When the rights initially become exercisable, as described above, each holder of a Right will be
allowed to purchase one one-thousandth of a share of a newly created series of the Companys
preferred shares at an exercise price of $14.00. However, if a person acquires 10% or more of the
Companys common stock in a transaction that was not approved by the Board of Directors, each right
would entitle the holder (other than such an acquiring person) to purchase common stock in an
amount equivalent to the exercise price at a 75% discount to the market price of the Companys
common stock at that time the rights Plan is triggered.
The rights will expire on July 18, 2014. The Company may redeem the rights for $0.01 each at any
time until the tenth business day following public announcement that a person or group has acquired
10% or more of its outstanding common stock or one of the grandfathered common stock holders has
purchased additional common stock.
The Rights Plan will terminate if it is not ratified by the Companys shareholders within 12 months
of its adoption.

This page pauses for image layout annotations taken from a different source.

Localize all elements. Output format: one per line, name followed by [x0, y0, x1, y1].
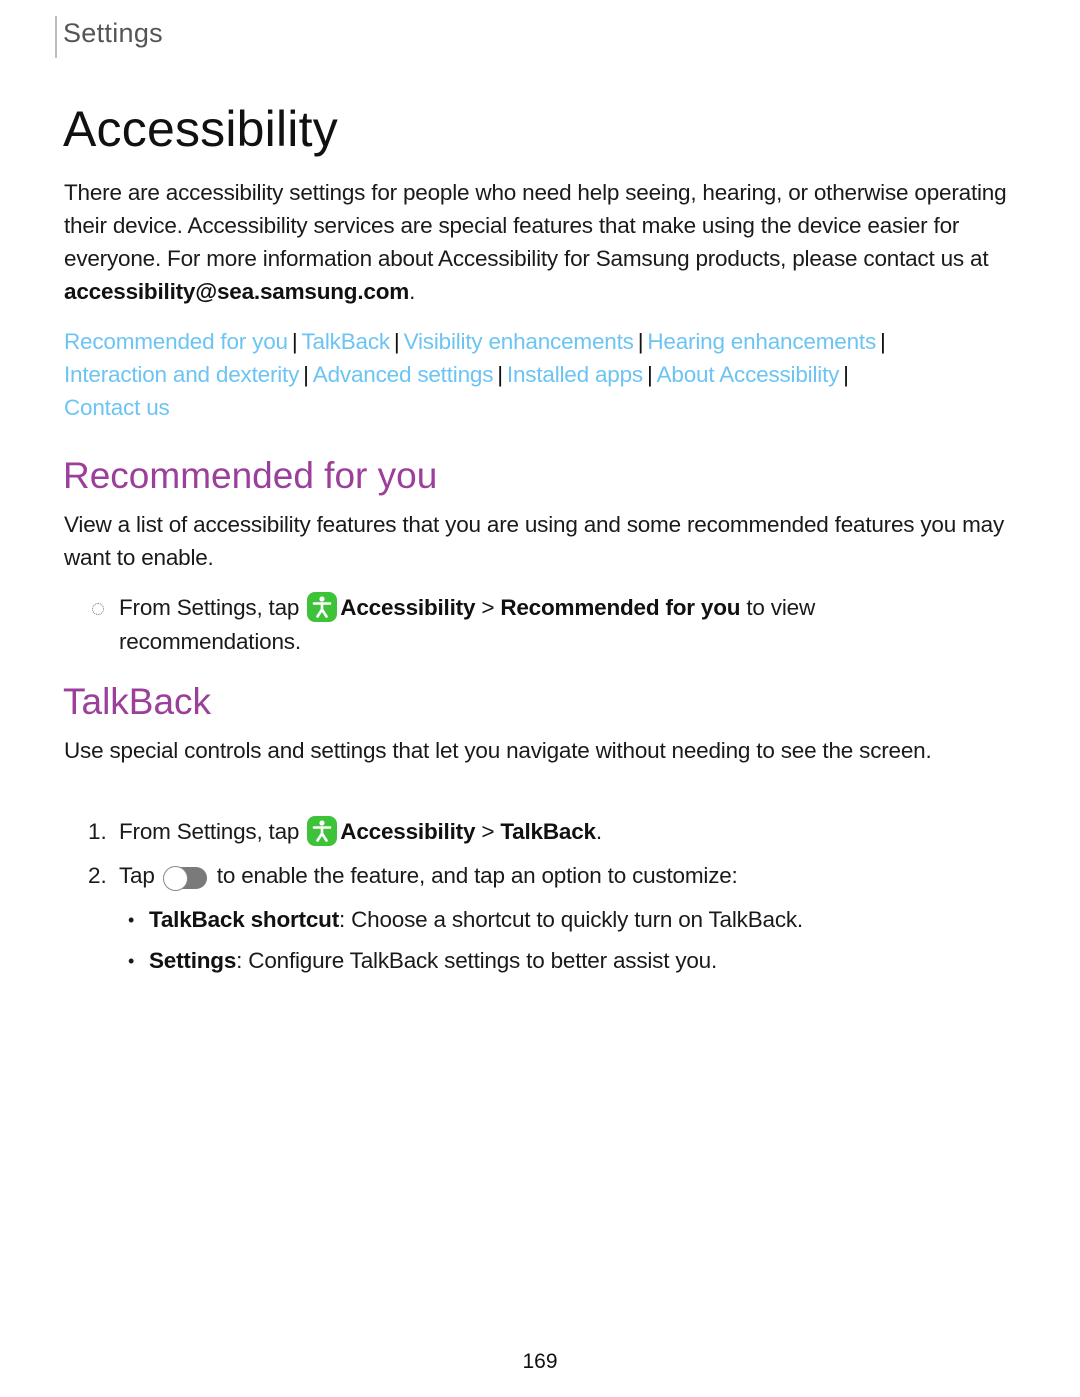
link-contact-us[interactable]: Contact us — [64, 395, 170, 420]
toggle-icon — [162, 866, 207, 891]
step-text: . — [595, 819, 602, 844]
link-hearing-enhancements[interactable]: Hearing enhancements — [647, 329, 876, 354]
link-separator: | — [880, 329, 886, 354]
option-label: TalkBack shortcut — [149, 907, 339, 932]
menu-accessibility: Accessibility — [340, 819, 476, 844]
step-number: 1. — [88, 819, 107, 844]
talkback-step-2: Tap to enable the feature, and tap an op… — [119, 859, 999, 893]
step-text: Tap — [119, 863, 161, 888]
menu-talkback: TalkBack — [500, 819, 596, 844]
menu-accessibility: Accessibility — [340, 595, 476, 620]
accessibility-icon — [307, 816, 338, 846]
path-arrow: > — [475, 819, 501, 844]
section-links: Recommended for you | TalkBack | Visibility … — [64, 325, 1014, 424]
link-advanced-settings[interactable]: Advanced settings — [313, 362, 494, 387]
accessibility-icon — [307, 592, 338, 622]
recommended-step: From Settings, tap Accessibility > Recom… — [119, 591, 999, 659]
intro-paragraph: There are accessibility settings for peo… — [64, 176, 1014, 308]
step-text: From Settings, tap — [119, 819, 306, 844]
header-divider — [55, 16, 57, 58]
page-number: 169 — [522, 1350, 558, 1373]
talkback-heading: TalkBack — [63, 681, 212, 722]
bullet-icon: • — [128, 910, 135, 930]
contact-email[interactable]: accessibility@sea.samsung.com — [64, 279, 409, 304]
path-arrow: > — [475, 595, 501, 620]
intro-end: . — [409, 279, 416, 304]
link-talkback[interactable]: TalkBack — [301, 329, 390, 354]
bullet-icon: • — [128, 951, 135, 971]
link-separator: | — [303, 362, 309, 387]
recommended-description: View a list of accessibility features th… — [64, 512, 1005, 570]
link-recommended-for-you[interactable]: Recommended for you — [64, 329, 288, 354]
step-number: 2. — [88, 863, 107, 888]
link-installed-apps[interactable]: Installed apps — [507, 362, 643, 387]
talkback-description: Use special controls and settings that l… — [64, 738, 932, 763]
page-title: Accessibility — [63, 101, 338, 157]
option-text: : Configure TalkBack settings to better … — [236, 948, 718, 973]
recommended-heading: Recommended for you — [63, 455, 438, 496]
step-bullet-icon — [92, 603, 104, 615]
intro-text: There are accessibility settings for peo… — [64, 180, 1007, 271]
link-separator: | — [646, 362, 653, 387]
link-about-accessibility[interactable]: About Accessibility — [657, 362, 840, 387]
talkback-step-1: From Settings, tap Accessibility > TalkB… — [119, 815, 999, 849]
link-separator: | — [291, 329, 298, 354]
link-separator: | — [393, 329, 400, 354]
section-label: Settings — [63, 18, 163, 48]
menu-recommended-for-you: Recommended for you — [500, 595, 741, 620]
link-separator: | — [637, 329, 644, 354]
option-talkback-shortcut: TalkBack shortcut: Choose a shortcut to … — [149, 903, 1009, 937]
option-settings: Settings: Configure TalkBack settings to… — [149, 944, 1009, 978]
option-label: Settings — [149, 948, 237, 973]
option-text: : Choose a shortcut to quickly turn on T… — [339, 907, 803, 932]
step-text: From Settings, tap — [119, 595, 306, 620]
link-interaction-and-dexterity[interactable]: Interaction and dexterity — [64, 362, 299, 387]
link-separator: | — [843, 362, 849, 387]
link-visibility-enhancements[interactable]: Visibility enhancements — [404, 329, 634, 354]
link-separator: | — [497, 362, 503, 387]
step-text: to enable the feature, and tap an option… — [210, 863, 738, 888]
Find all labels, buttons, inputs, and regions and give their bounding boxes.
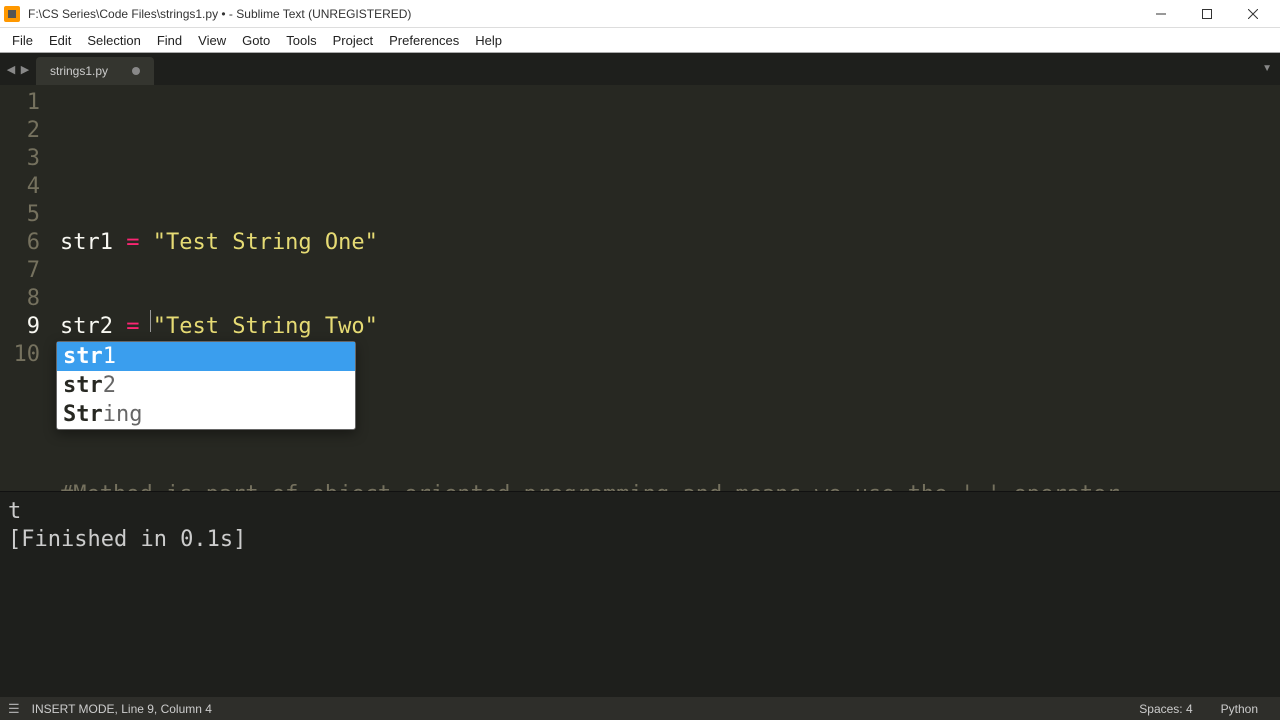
build-output[interactable]: t [Finished in 0.1s] xyxy=(0,491,1280,697)
tab-overflow-icon[interactable]: ▼ xyxy=(1262,63,1272,74)
tab-nav-forward-icon[interactable]: ▶ xyxy=(18,63,32,76)
menu-project[interactable]: Project xyxy=(325,30,381,51)
line-number: 1 xyxy=(0,89,40,117)
titlebar: F:\CS Series\Code Files\strings1.py • - … xyxy=(0,0,1280,28)
menu-view[interactable]: View xyxy=(190,30,234,51)
line-number: 10 xyxy=(0,341,40,369)
tabbar: ◀ ▶ strings1.py ▼ xyxy=(0,53,1280,85)
menu-preferences[interactable]: Preferences xyxy=(381,30,467,51)
menu-file[interactable]: File xyxy=(4,30,41,51)
line-number: 4 xyxy=(0,173,40,201)
gutter: 1 2 3 4 5 6 7 8 9 10 xyxy=(0,85,48,491)
close-button[interactable] xyxy=(1230,0,1276,28)
build-line: t xyxy=(8,498,1272,526)
mouse-cursor-icon xyxy=(150,310,151,332)
status-language[interactable]: Python xyxy=(1207,702,1272,716)
tab-strings1[interactable]: strings1.py xyxy=(36,57,154,85)
maximize-button[interactable] xyxy=(1184,0,1230,28)
panel-switcher-icon[interactable]: ☰ xyxy=(8,701,20,717)
autocomplete-popup[interactable]: str1 str2 String xyxy=(56,341,356,430)
autocomplete-item[interactable]: str2 xyxy=(57,371,355,400)
line-number: 7 xyxy=(0,257,40,285)
menu-tools[interactable]: Tools xyxy=(278,30,324,51)
window-title: F:\CS Series\Code Files\strings1.py • - … xyxy=(28,7,1138,21)
code-area[interactable]: str1 = "Test String One" str2 = "Test St… xyxy=(60,89,1264,491)
menu-edit[interactable]: Edit xyxy=(41,30,79,51)
line-number: 9 xyxy=(0,313,40,341)
line-number: 3 xyxy=(0,145,40,173)
menu-find[interactable]: Find xyxy=(149,30,190,51)
status-mode: INSERT MODE, Line 9, Column 4 xyxy=(32,702,212,716)
menu-help[interactable]: Help xyxy=(467,30,510,51)
line-number: 8 xyxy=(0,285,40,313)
tab-nav-back-icon[interactable]: ◀ xyxy=(4,63,18,76)
editor[interactable]: 1 2 3 4 5 6 7 8 9 10 str1 = "Test String… xyxy=(0,85,1280,491)
menubar: File Edit Selection Find View Goto Tools… xyxy=(0,28,1280,53)
app-icon xyxy=(4,6,20,22)
line-number: 2 xyxy=(0,117,40,145)
minimize-button[interactable] xyxy=(1138,0,1184,28)
autocomplete-item[interactable]: str1 xyxy=(57,342,355,371)
dirty-indicator-icon xyxy=(132,67,140,75)
autocomplete-item[interactable]: String xyxy=(57,400,355,429)
menu-selection[interactable]: Selection xyxy=(79,30,148,51)
build-line: [Finished in 0.1s] xyxy=(8,526,1272,554)
line-number: 5 xyxy=(0,201,40,229)
line-number: 6 xyxy=(0,229,40,257)
tab-label: strings1.py xyxy=(50,64,108,78)
status-spaces[interactable]: Spaces: 4 xyxy=(1125,702,1206,716)
menu-goto[interactable]: Goto xyxy=(234,30,278,51)
minimap[interactable] xyxy=(1268,85,1280,491)
statusbar: ☰ INSERT MODE, Line 9, Column 4 Spaces: … xyxy=(0,697,1280,720)
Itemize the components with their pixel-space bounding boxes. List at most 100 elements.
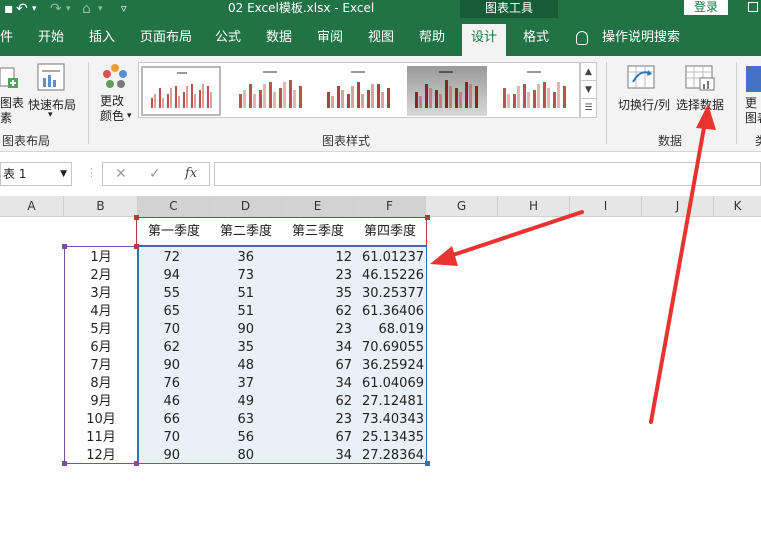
switch-row-column-button[interactable] bbox=[626, 62, 658, 92]
q1-cell[interactable]: 46 bbox=[138, 392, 182, 412]
month-cell[interactable]: 8月 bbox=[64, 374, 138, 394]
q3-cell[interactable]: 34 bbox=[282, 374, 354, 394]
q1-cell[interactable]: 90 bbox=[138, 446, 182, 466]
q2-cell[interactable]: 36 bbox=[210, 248, 256, 268]
gallery-more-icon[interactable]: ☰ bbox=[581, 99, 596, 117]
redo-icon[interactable]: ↷ bbox=[50, 0, 62, 18]
header-cell-q1[interactable]: 第一季度 bbox=[138, 222, 210, 242]
header-cell-q2[interactable]: 第二季度 bbox=[210, 222, 282, 242]
q1-cell[interactable]: 62 bbox=[138, 338, 182, 358]
change-chart-type-icon[interactable] bbox=[746, 66, 761, 92]
q4-cell[interactable]: 27.12481 bbox=[354, 392, 426, 412]
q4-cell[interactable]: 61.04069 bbox=[354, 374, 426, 394]
q2-cell[interactable]: 37 bbox=[210, 374, 256, 394]
chart-style-thumb[interactable] bbox=[495, 66, 575, 116]
name-box-dropdown-icon[interactable]: ▼ bbox=[60, 163, 67, 185]
chart-style-thumb[interactable] bbox=[319, 66, 399, 116]
redo-dropdown-icon[interactable]: ▾ bbox=[66, 0, 71, 18]
qat-dropdown-icon[interactable]: ▾ bbox=[98, 0, 103, 18]
column-header-i[interactable]: I bbox=[570, 196, 642, 217]
quick-layout-button[interactable] bbox=[36, 62, 66, 92]
q2-cell[interactable]: 51 bbox=[210, 284, 256, 304]
gallery-scroll-down-icon[interactable]: ▼ bbox=[581, 81, 596, 99]
add-chart-element-button[interactable] bbox=[0, 64, 20, 90]
q4-cell[interactable]: 30.25377 bbox=[354, 284, 426, 304]
gallery-scroll-up-icon[interactable]: ▲ bbox=[581, 63, 596, 81]
chart-style-thumb[interactable] bbox=[141, 66, 221, 116]
q2-cell[interactable]: 90 bbox=[210, 320, 256, 340]
tab-view[interactable]: 视图 bbox=[368, 18, 394, 56]
column-header-b[interactable]: B bbox=[64, 196, 138, 217]
q4-cell[interactable]: 68.019 bbox=[354, 320, 426, 340]
q1-cell[interactable]: 76 bbox=[138, 374, 182, 394]
login-button[interactable]: 登录 bbox=[684, 0, 728, 15]
column-header-c[interactable]: C bbox=[138, 196, 210, 217]
q3-cell[interactable]: 67 bbox=[282, 356, 354, 376]
month-cell[interactable]: 11月 bbox=[64, 428, 138, 448]
tab-design[interactable]: 设计 bbox=[462, 24, 507, 56]
quick-layout-dropdown-icon[interactable]: ▾ bbox=[48, 110, 53, 120]
tab-home[interactable]: 开始 bbox=[38, 18, 64, 56]
chart-style-thumb[interactable] bbox=[231, 66, 311, 116]
q2-cell[interactable]: 63 bbox=[210, 410, 256, 430]
cancel-icon[interactable]: ✕ bbox=[115, 163, 127, 185]
q1-cell[interactable]: 72 bbox=[138, 248, 182, 268]
tab-page-layout[interactable]: 页面布局 bbox=[140, 18, 192, 56]
q4-cell[interactable]: 36.25924 bbox=[354, 356, 426, 376]
q3-cell[interactable]: 35 bbox=[282, 284, 354, 304]
month-cell[interactable]: 2月 bbox=[64, 266, 138, 286]
month-cell[interactable]: 3月 bbox=[64, 284, 138, 304]
month-cell[interactable]: 10月 bbox=[64, 410, 138, 430]
range-handle[interactable] bbox=[134, 215, 139, 220]
q2-cell[interactable]: 56 bbox=[210, 428, 256, 448]
q1-cell[interactable]: 70 bbox=[138, 428, 182, 448]
save-icon[interactable]: ▪ bbox=[4, 0, 14, 18]
q1-cell[interactable]: 65 bbox=[138, 302, 182, 322]
month-cell[interactable]: 6月 bbox=[64, 338, 138, 358]
tab-help[interactable]: 帮助 bbox=[419, 18, 445, 56]
month-cell[interactable]: 5月 bbox=[64, 320, 138, 340]
q2-cell[interactable]: 35 bbox=[210, 338, 256, 358]
month-cell[interactable]: 1月 bbox=[64, 248, 138, 268]
q1-cell[interactable]: 90 bbox=[138, 356, 182, 376]
q3-cell[interactable]: 34 bbox=[282, 338, 354, 358]
format-painter-icon[interactable]: ⌂ bbox=[82, 0, 91, 18]
q3-cell[interactable]: 62 bbox=[282, 302, 354, 322]
insert-function-icon[interactable]: fx bbox=[185, 163, 197, 185]
range-handle[interactable] bbox=[425, 215, 430, 220]
q3-cell[interactable]: 12 bbox=[282, 248, 354, 268]
customize-qat-icon[interactable]: ▿ bbox=[121, 0, 127, 18]
tab-data[interactable]: 数据 bbox=[266, 18, 292, 56]
column-header-e[interactable]: E bbox=[282, 196, 354, 217]
month-cell[interactable]: 12月 bbox=[64, 446, 138, 466]
q4-cell[interactable]: 27.28364 bbox=[354, 446, 426, 466]
q3-cell[interactable]: 62 bbox=[282, 392, 354, 412]
chart-styles-gallery[interactable] bbox=[138, 62, 580, 118]
select-data-button[interactable] bbox=[684, 62, 716, 92]
change-colors-dropdown-icon[interactable]: ▾ bbox=[127, 111, 132, 121]
restore-window-icon[interactable] bbox=[748, 2, 758, 12]
q3-cell[interactable]: 67 bbox=[282, 428, 354, 448]
tab-insert[interactable]: 插入 bbox=[89, 18, 115, 56]
q2-cell[interactable]: 48 bbox=[210, 356, 256, 376]
q4-cell[interactable]: 73.40343 bbox=[354, 410, 426, 430]
q4-cell[interactable]: 61.01237 bbox=[354, 248, 426, 268]
column-header-f[interactable]: F bbox=[354, 196, 426, 217]
enter-icon[interactable]: ✓ bbox=[149, 163, 161, 185]
header-cell-q3[interactable]: 第三季度 bbox=[282, 222, 354, 242]
tab-review[interactable]: 审阅 bbox=[317, 18, 343, 56]
q3-cell[interactable]: 23 bbox=[282, 410, 354, 430]
q1-cell[interactable]: 94 bbox=[138, 266, 182, 286]
q4-cell[interactable]: 70.69055 bbox=[354, 338, 426, 358]
month-cell[interactable]: 9月 bbox=[64, 392, 138, 412]
column-header-j[interactable]: J bbox=[642, 196, 714, 217]
q3-cell[interactable]: 23 bbox=[282, 266, 354, 286]
month-cell[interactable]: 4月 bbox=[64, 302, 138, 322]
q4-cell[interactable]: 61.36406 bbox=[354, 302, 426, 322]
q1-cell[interactable]: 66 bbox=[138, 410, 182, 430]
formula-input[interactable] bbox=[214, 162, 761, 186]
q2-cell[interactable]: 73 bbox=[210, 266, 256, 286]
change-colors-button[interactable] bbox=[100, 62, 130, 92]
q3-cell[interactable]: 23 bbox=[282, 320, 354, 340]
tell-me-search[interactable]: 操作说明搜索 bbox=[602, 18, 680, 56]
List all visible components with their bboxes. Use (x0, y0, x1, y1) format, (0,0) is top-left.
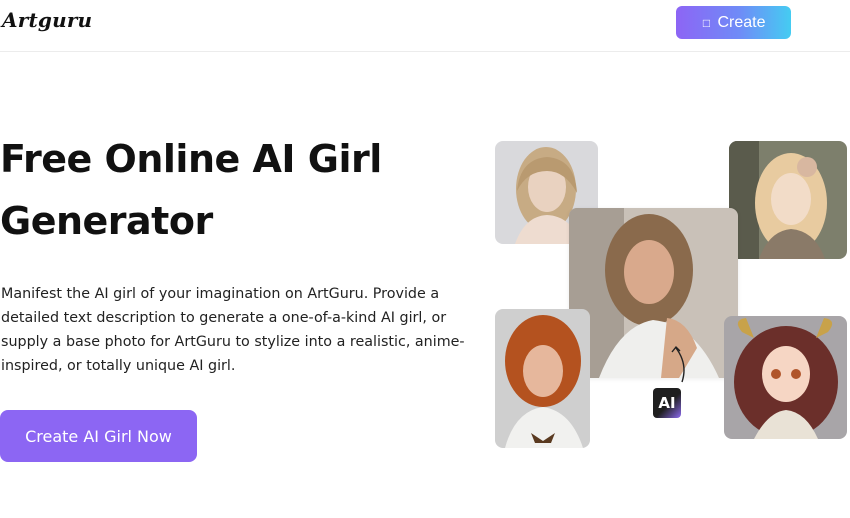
artguru-logo[interactable]: Artguru (2, 8, 92, 32)
create-ai-girl-now-button[interactable]: Create AI Girl Now (0, 410, 197, 462)
create-button[interactable]: □ Create (676, 6, 791, 39)
create-button-label: Create (717, 13, 766, 31)
top-nav: Artguru □ Create (0, 0, 850, 52)
sample-image-anime-girl (724, 316, 847, 439)
ai-badge: AI (653, 388, 681, 418)
sample-image-fantasy-girl (729, 141, 847, 259)
sample-image-redhead-portrait (495, 309, 590, 448)
create-icon: □ (702, 15, 711, 30)
curved-arrow-icon (671, 345, 685, 383)
title-line-2: Generator (0, 199, 213, 243)
hero-description: Manifest the AI girl of your imagination… (1, 286, 465, 374)
sample-image-main-portrait (569, 208, 738, 378)
title-line-1: Free Online AI Girl (0, 137, 382, 181)
page-title: Free Online AI Girl Generator (0, 128, 470, 252)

The Company intends to submit the Rights Plan for approval by its shareholders at
its 2011 Annual Meeting of Shareholders.
A summary of the Rights Plan will be included in a Current Report on Form 8-K to be filed by
Breeze-Eastern Corporation with the Securities and Exchange Commission.
About Breeze-Eastern Corporation
Breeze-Eastern Corporation (http://www.breeze-eastern.com) is the worlds leading designer and
manufacturer of high performance lifting and pulling devices for military and civilian aircraft,
including rescue hoists, winches and cargo hooks, and weapons-lifting systems. The Company employs
approximately 160 people at its facilities in Whippany, New Jersey.
Safe Harbor
Certain statements contained in this press release are forward-looking statements within the
meaning of applicable federal securities laws, including, without limitation, anything relating or
referring to future financial results and plans for future business development activities, and are
thus prospective. Forward-
looking statements are inherently subject to risks and uncertainties, some of which cannot be
predicted or quantified based on current expectations. Such risks and uncertainties include,
without limitation, the risks and uncertainties set forth from time to time in reports filed by the
Company with the Securities and Exchange Commission. Although the Company believes that the
expectations reflected in such forward-looking statements are reasonable, it can give no assurance
that such expectations will prove to be correct. Consequently, future events and actual results
could differ materially from those set forth in, contemplated by, or underlying the forward-looking
statements contained herein. The Company undertakes no obligation to correct or update any
forward-looking statements, whether as a result of new information, future events or otherwise.